I was trying to test the performance of numpy using this very simple script:
import numpy as np
import argparse
from timeit import default_timer as timer
p = argparse.ArgumentParser()
p.add_argument("--N", default=1000, type=int, help="size of matrix A")
p.add_argument(
"--repeat", default=1000, type=int, help="perform computation x = A*b repeat times"
)
args = p.parse_args()
np.random.seed(0)
A = np.random.rand(args.N, args.N)
b = np.random.rand(args.N)
x = np.zeros(args.N)
ts = timer()
for i in range(args.repeat):
x[:] = A.dot(b)
te = timer()
gbytes = 8.0 * (args.N**2 + args.N * 2) * 1e-9
print("bandwidth: %.2f GB/s" % (gbytes * args.repeat / (te - ts)))

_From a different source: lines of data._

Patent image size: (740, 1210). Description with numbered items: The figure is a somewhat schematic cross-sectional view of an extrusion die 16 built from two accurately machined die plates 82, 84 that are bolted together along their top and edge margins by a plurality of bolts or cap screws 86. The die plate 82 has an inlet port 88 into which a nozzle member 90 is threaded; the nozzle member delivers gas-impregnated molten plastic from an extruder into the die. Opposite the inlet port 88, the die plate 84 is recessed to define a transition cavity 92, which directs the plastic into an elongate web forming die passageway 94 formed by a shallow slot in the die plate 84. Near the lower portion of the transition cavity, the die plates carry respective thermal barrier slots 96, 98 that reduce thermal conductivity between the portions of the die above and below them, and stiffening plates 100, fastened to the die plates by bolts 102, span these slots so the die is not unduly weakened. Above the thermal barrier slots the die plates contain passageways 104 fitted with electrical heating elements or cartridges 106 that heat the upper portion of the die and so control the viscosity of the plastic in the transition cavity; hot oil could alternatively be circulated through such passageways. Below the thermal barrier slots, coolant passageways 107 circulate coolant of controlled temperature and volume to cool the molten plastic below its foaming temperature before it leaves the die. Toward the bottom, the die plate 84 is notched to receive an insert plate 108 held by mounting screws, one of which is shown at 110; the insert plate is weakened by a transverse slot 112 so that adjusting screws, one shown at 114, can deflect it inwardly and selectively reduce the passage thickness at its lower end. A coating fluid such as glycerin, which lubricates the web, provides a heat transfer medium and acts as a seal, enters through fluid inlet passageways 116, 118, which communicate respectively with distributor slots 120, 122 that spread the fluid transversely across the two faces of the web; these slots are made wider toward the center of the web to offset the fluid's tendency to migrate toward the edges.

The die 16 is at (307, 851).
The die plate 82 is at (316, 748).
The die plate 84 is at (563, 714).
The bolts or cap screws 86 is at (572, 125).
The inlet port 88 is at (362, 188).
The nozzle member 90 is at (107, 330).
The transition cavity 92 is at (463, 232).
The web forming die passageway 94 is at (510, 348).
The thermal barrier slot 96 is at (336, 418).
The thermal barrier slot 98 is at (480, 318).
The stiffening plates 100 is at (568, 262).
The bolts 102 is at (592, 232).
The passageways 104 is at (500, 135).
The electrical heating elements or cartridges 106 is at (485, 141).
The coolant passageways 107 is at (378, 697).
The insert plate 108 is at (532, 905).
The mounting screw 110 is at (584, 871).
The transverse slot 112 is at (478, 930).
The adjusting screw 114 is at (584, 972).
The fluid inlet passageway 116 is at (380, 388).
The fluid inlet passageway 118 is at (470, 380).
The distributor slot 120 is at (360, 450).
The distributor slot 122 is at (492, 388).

What it does is it creates a random dense matrix, performs matrix-vector multiplication repeat times, and computes the averaged bandwidth of such operation, which I believe includes memory read, computation and memory write. However when I run this script on my laptop, the results vary quite significantly for each run:
~/toys/python ❯ python numpy_performance.py --N 8000 --repeat 100
bandwidth: 93.64 GB/s
~/toys/python ❯ python numpy_performance.py --N 8000 --repeat 100
bandwidth: 99.15 GB/s
~/toys/python ❯ python numpy_performance.py --N 8000 --repeat 100
bandwidth: 95.08 GB/s
~/toys/python ❯ python numpy_performance.py --N 8000 --repeat 100
bandwidth: 77.28 GB/s
~/toys/python ❯ python numpy_performance.py --N 8000 --repeat 100
bandwidth: 56.90 GB/s
~/toys/python ❯ python numpy_performance.py --N 8000 --repeat 100
bandwidth: 63.87 GB/s
~/toys/python ❯ python numpy_performance.py --N 8000 --repeat 100
bandwidth: 85.43 GB/s
~/toys/python ❯ python numpy_performance.py --N 8000 --repeat 100
bandwidth: 95.69 GB/s
~/toys/python ❯ python numpy_performance.py --N 8000 --repeat 100
bandwidth: 93.91 GB/s
~/toys/python ❯ python numpy_performance.py --N 8000 --repeat 100
bandwidth: 101.99 GB/s
Is this behavior expected? If so, how can it be explained? Thanks!